She Write on my Article Til I Bunion: Memoirs of a Court Jester

by Isabella Reish

I’ve been writing for this stinky little publication since I was a college freshman. I can confidently say that it has ruined my entire life. I’ve simply become too famous. I am swamped by fans and admirers everywhere I go, saying things like, “Aren’t you the extremely hot, funny person that wrote an article about pissing on the floor of the Jenga building?” and “I loved that joke you made about eating deli turkey out of the fridge like an animal. I’m in love with you and I want to spend the rest of my life with you. Will you marry me?”

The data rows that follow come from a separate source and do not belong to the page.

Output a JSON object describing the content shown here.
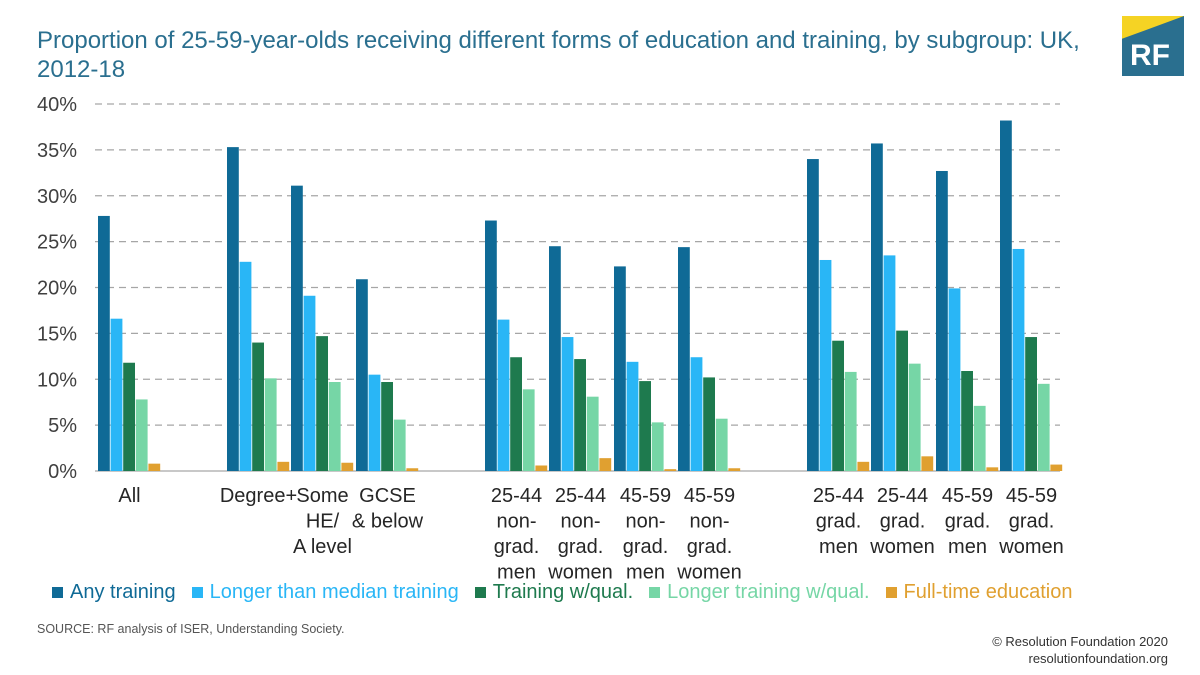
{
  "title": "Proportion of 25-59-year-olds receiving different forms of education and training, by subgroup: UK, 2012-18",
  "logo_text": "RF",
  "source": "SOURCE: RF analysis of ISER, Understanding Society.",
  "copyright": "© Resolution Foundation 2020",
  "website": "resolutionfoundation.org",
  "colors": {
    "brand": "#2a6f8f",
    "logo_accent": "#f5d324",
    "gridline": "#a6a6a6"
  },
  "chart_data": {
    "type": "bar",
    "ylim": [
      0,
      40
    ],
    "yticks": [
      0,
      5,
      10,
      15,
      20,
      25,
      30,
      35,
      40
    ],
    "ytick_labels": [
      "0%",
      "5%",
      "10%",
      "15%",
      "20%",
      "25%",
      "30%",
      "35%",
      "40%"
    ],
    "grid": true,
    "legend_position": "bottom",
    "categories": [
      [
        "All"
      ],
      [
        "Degree+"
      ],
      [
        "Some",
        "HE/",
        "A level"
      ],
      [
        "GCSE",
        "& below"
      ],
      [
        "25-44",
        "non-",
        "grad.",
        "men"
      ],
      [
        "25-44",
        "non-",
        "grad.",
        "women"
      ],
      [
        "45-59",
        "non-",
        "grad.",
        "men"
      ],
      [
        "45-59",
        "non-",
        "grad.",
        "women"
      ],
      [
        "25-44",
        "grad.",
        "men"
      ],
      [
        "25-44",
        "grad.",
        "women"
      ],
      [
        "45-59",
        "grad.",
        "men"
      ],
      [
        "45-59",
        "grad.",
        "women"
      ]
    ],
    "series": [
      {
        "name": "Any training",
        "color": "#0f6a96",
        "values": [
          27.8,
          35.3,
          31.1,
          20.9,
          27.3,
          24.5,
          22.3,
          24.4,
          34.0,
          35.7,
          32.7,
          38.2
        ]
      },
      {
        "name": "Longer than median training",
        "color": "#29b6f6",
        "values": [
          16.6,
          22.8,
          19.1,
          10.5,
          16.5,
          14.6,
          11.9,
          12.4,
          23.0,
          23.5,
          19.9,
          24.2
        ]
      },
      {
        "name": "Training w/qual.",
        "color": "#1e7a4e",
        "values": [
          11.8,
          14.0,
          14.7,
          9.7,
          12.4,
          12.2,
          9.8,
          10.2,
          14.2,
          15.3,
          10.9,
          14.6
        ]
      },
      {
        "name": "Longer training w/qual.",
        "color": "#76d6a6",
        "values": [
          7.8,
          10.1,
          9.7,
          5.6,
          8.9,
          8.1,
          5.3,
          5.7,
          10.8,
          11.7,
          7.1,
          9.5
        ]
      },
      {
        "name": "Full-time education",
        "color": "#e0a030",
        "values": [
          0.8,
          1.0,
          0.9,
          0.3,
          0.6,
          1.4,
          0.2,
          0.3,
          1.0,
          1.6,
          0.4,
          0.7
        ]
      }
    ]
  }
}
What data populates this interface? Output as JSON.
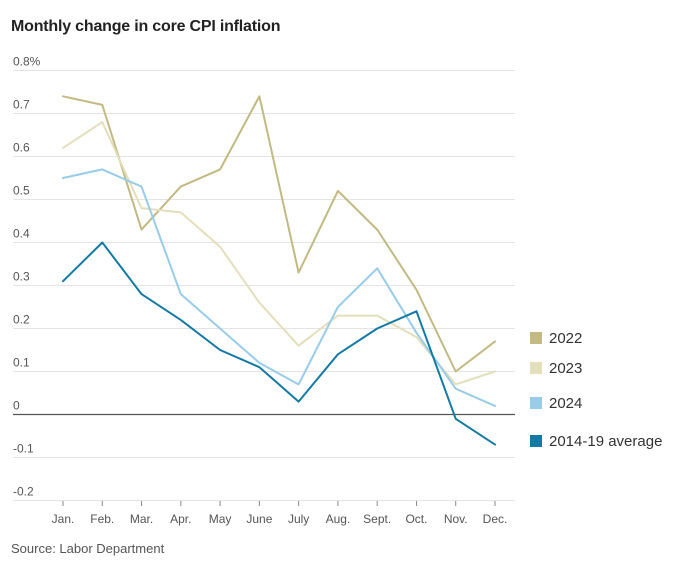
{
  "title": "Monthly change in core CPI inflation",
  "source": "Source: Labor Department",
  "colors": {
    "s2022": "#c2b983",
    "s2023": "#e3dfbc",
    "s2024": "#98cce8",
    "avg": "#137aa3",
    "grid": "#e4e4e4",
    "zero": "#555555"
  },
  "chart_data": {
    "type": "line",
    "title": "Monthly change in core CPI inflation",
    "categories": [
      "Jan.",
      "Feb.",
      "Mar.",
      "Apr.",
      "May",
      "June",
      "July",
      "Aug.",
      "Sept.",
      "Oct.",
      "Nov.",
      "Dec."
    ],
    "ylim": [
      -0.2,
      0.8
    ],
    "y_ticks": [
      -0.2,
      -0.1,
      0,
      0.1,
      0.2,
      0.3,
      0.4,
      0.5,
      0.6,
      0.7,
      0.8
    ],
    "y_tick_labels": [
      "-0.2",
      "-0.1",
      "0",
      "0.1",
      "0.2",
      "0.3",
      "0.4",
      "0.5",
      "0.6",
      "0.7",
      "0.8%"
    ],
    "grid": true,
    "legend_position": "right",
    "series": [
      {
        "name": "2022",
        "color_key": "s2022",
        "values": [
          0.74,
          0.72,
          0.43,
          0.53,
          0.57,
          0.74,
          0.33,
          0.52,
          0.43,
          0.29,
          0.1,
          0.17
        ]
      },
      {
        "name": "2023",
        "color_key": "s2023",
        "values": [
          0.62,
          0.68,
          0.48,
          0.47,
          0.39,
          0.26,
          0.16,
          0.23,
          0.23,
          0.18,
          0.07,
          0.1
        ]
      },
      {
        "name": "2024",
        "color_key": "s2024",
        "values": [
          0.55,
          0.57,
          0.53,
          0.28,
          0.2,
          0.12,
          0.07,
          0.25,
          0.34,
          0.19,
          0.06,
          0.02
        ]
      },
      {
        "name": "2014-19 average",
        "color_key": "avg",
        "values": [
          0.31,
          0.4,
          0.28,
          0.22,
          0.15,
          0.11,
          0.03,
          0.14,
          0.2,
          0.24,
          -0.01,
          -0.07
        ]
      }
    ]
  }
}
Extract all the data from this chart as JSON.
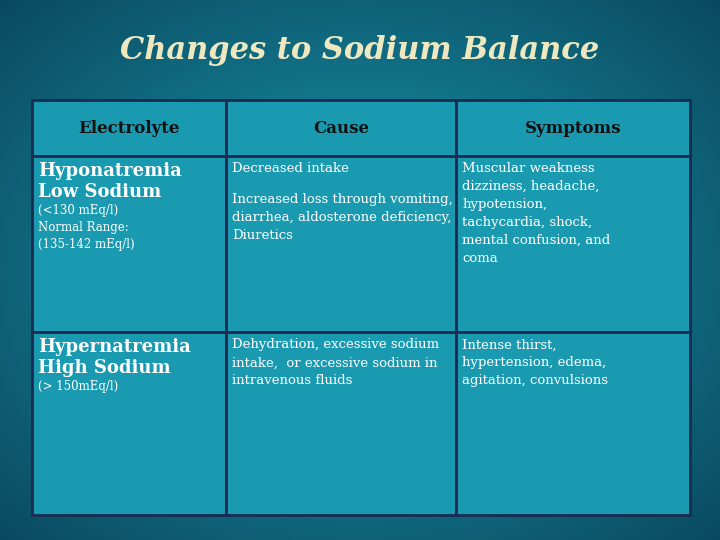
{
  "title": "Changes to Sodium Balance",
  "title_color": "#EEE8C0",
  "title_fontsize": 22,
  "bg_color_center": "#1a8fa0",
  "bg_color_edge": "#0a4a60",
  "table_bg_color": "#1a9ab0",
  "border_color": "#1a2a50",
  "header_text_color": "#111111",
  "cell_text_color": "#FFFFFF",
  "header_fontsize": 12,
  "cell_fontsize": 9.5,
  "small_fontsize": 8.5,
  "large_fontsize": 13,
  "headers": [
    "Electrolyte",
    "Cause",
    "Symptoms"
  ],
  "row1_col0_large": "Hyponatremia\nLow Sodium",
  "row1_col0_small": "(<130 mEq/l)\nNormal Range:\n(135-142 mEq/l)",
  "row1_col1_lines": [
    "Decreased intake",
    "Increased loss through vomiting,",
    "diarrhea, aldosterone deficiency,",
    "Diuretics"
  ],
  "row1_col2_lines": [
    "Muscular weakness",
    "dizziness, headache,",
    "hypotension,",
    "tachycardia, shock,",
    "mental confusion, and",
    "coma"
  ],
  "row2_col0_large": "Hypernatremia\nHigh Sodium",
  "row2_col0_small": "(> 150mEq/l)",
  "row2_col1_lines": [
    "Dehydration, excessive sodium",
    "intake,  or excessive sodium in",
    "intravenous fluids"
  ],
  "row2_col2_lines": [
    "Intense thirst,",
    "hypertension, edema,",
    "agitation, convulsions"
  ]
}
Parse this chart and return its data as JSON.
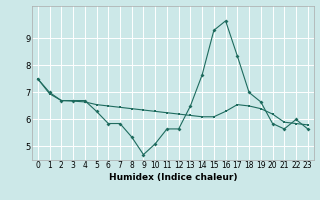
{
  "xlabel": "Humidex (Indice chaleur)",
  "ylabel": "",
  "background_color": "#cce8e8",
  "grid_color": "#ffffff",
  "line_color": "#1e6b5e",
  "x_values": [
    0,
    1,
    2,
    3,
    4,
    5,
    6,
    7,
    8,
    9,
    10,
    11,
    12,
    13,
    14,
    15,
    16,
    17,
    18,
    19,
    20,
    21,
    22,
    23
  ],
  "line1_y": [
    7.5,
    7.0,
    6.7,
    6.7,
    6.7,
    6.3,
    5.85,
    5.85,
    5.35,
    4.7,
    5.1,
    5.65,
    5.65,
    6.5,
    7.65,
    9.3,
    9.65,
    8.35,
    7.0,
    6.65,
    5.85,
    5.65,
    6.0,
    5.65
  ],
  "line2_y": [
    7.5,
    6.95,
    6.7,
    6.68,
    6.65,
    6.55,
    6.5,
    6.45,
    6.4,
    6.35,
    6.3,
    6.25,
    6.2,
    6.15,
    6.1,
    6.1,
    6.3,
    6.55,
    6.5,
    6.4,
    6.2,
    5.9,
    5.85,
    5.8
  ],
  "ylim": [
    4.5,
    10.2
  ],
  "xlim": [
    -0.5,
    23.5
  ],
  "yticks": [
    5,
    6,
    7,
    8,
    9
  ],
  "xticks": [
    0,
    1,
    2,
    3,
    4,
    5,
    6,
    7,
    8,
    9,
    10,
    11,
    12,
    13,
    14,
    15,
    16,
    17,
    18,
    19,
    20,
    21,
    22,
    23
  ],
  "marker1": "D",
  "marker2": "s",
  "markersize1": 2.0,
  "markersize2": 1.8,
  "linewidth": 0.8,
  "tick_fontsize": 5.5,
  "xlabel_fontsize": 6.5
}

Sadly for all of you losers, I am moving to Los Angeles to pursue my dream of being attacked by a shark, writing a book about it, and traveling the world doing inspirational TED talks about the persistence of the human spirit. I would say that it wasn’t an easy decision, but it absolutely was. I have never had an easier time making a decision, actually.

Let’s take a look back at what I contributed during my time here. Who do you think pays to keep the website up and running? That’s right. Me. Via a series of high profile bank robberies. Oopsies! Not only was I providing the funding for the domain name, I was single handedly generating the power used by an online publication via a giant human hamster wheel. One of my greatest moments was when I rode a horse bareback down Boylston street while writing an article. Then I published the article, did a backflip off of the horse, and shotgunned a yerba mate. Everyone cheered and clapped. It was awesome.

So yeah. Good luck without me, Bunion. Because you’re going to need it. Peace out.

Editor’s note: We have never heard of “Isabella Reish” before and assume that this is a fake name taken on by a particularly sexy AI.